The importance and scale of the piebald animal in Ritual Bull is amplified by the low horizon, and the yellow radiance that glows behind it suggests a symbolic significance. The bull looks at us with a wide-eyed and strangely bemused expression, possibly as a result of all the activity on his back. A delightful syncopated line-up of white egrets with their bright red beaks pointing in various directions, are perched along his rump, back, his pronounced hump, his forehead and on one horn.

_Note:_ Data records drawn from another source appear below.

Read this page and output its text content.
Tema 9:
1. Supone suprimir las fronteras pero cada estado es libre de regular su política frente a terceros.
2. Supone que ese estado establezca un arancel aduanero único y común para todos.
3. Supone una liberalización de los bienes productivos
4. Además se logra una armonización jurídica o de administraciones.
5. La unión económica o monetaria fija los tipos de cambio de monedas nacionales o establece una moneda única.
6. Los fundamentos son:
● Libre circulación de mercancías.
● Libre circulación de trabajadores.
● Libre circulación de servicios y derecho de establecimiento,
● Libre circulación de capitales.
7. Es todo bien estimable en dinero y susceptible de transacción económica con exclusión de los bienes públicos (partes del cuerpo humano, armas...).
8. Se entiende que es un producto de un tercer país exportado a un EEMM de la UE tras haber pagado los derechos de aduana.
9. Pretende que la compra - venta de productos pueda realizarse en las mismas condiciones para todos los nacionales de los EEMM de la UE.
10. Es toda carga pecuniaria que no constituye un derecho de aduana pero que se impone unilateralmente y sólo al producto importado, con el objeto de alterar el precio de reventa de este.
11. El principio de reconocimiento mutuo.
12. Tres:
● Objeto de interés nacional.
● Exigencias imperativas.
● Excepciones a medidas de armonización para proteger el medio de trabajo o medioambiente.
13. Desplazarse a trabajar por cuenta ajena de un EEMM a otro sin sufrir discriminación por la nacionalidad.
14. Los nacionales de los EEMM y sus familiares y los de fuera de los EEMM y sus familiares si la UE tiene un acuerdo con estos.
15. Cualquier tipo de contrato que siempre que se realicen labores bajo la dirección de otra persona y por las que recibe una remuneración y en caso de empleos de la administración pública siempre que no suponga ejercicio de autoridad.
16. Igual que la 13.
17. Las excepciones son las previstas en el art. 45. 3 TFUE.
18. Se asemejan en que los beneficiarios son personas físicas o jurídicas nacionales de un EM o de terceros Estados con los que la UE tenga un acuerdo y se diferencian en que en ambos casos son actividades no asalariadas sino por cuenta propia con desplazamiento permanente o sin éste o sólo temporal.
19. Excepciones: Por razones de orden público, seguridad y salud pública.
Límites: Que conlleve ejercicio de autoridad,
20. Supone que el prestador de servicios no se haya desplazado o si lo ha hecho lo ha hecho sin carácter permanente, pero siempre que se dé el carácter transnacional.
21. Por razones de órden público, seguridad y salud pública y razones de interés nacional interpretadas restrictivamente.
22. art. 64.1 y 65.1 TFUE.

Preller is well known for the repeated exploration of both subject matter and images that are used and reused in variations, and Esmé Berman has described how he carefully tended and burnished these over a lifetime. An identical bull is found in another small exquisite work entitled Herd Boy from 1949, in which the same animal is depicted with the same stance, same markings, same gestalt of birds placed on the back of the bull, but with eyes more slanted and inscrutable. Sleeping below the bull in this lonely and extended landscape is a herd boy, well built, stocky, with a white loincloth, brass armband, bracelet and anklet. With his bearded, broad face he sleeps oblivious of his surroundings, of the bull, and of the egrets that curiously look at him or tend him. It is somewhat startling to see here, as early as 1949, the emergence of the strong physiological prototype and likeness which emerges much later to inform Preller's distinctive, almost life-size intaglio Adam (Lot 239) in 1969.
Provenance
The Collection of the Late Mrs Liselotte Hardebeck.
Purchased by the late owners from Sotheby's South Africa, 11 August 1986, lot 107, with the title The Enchanted Bull.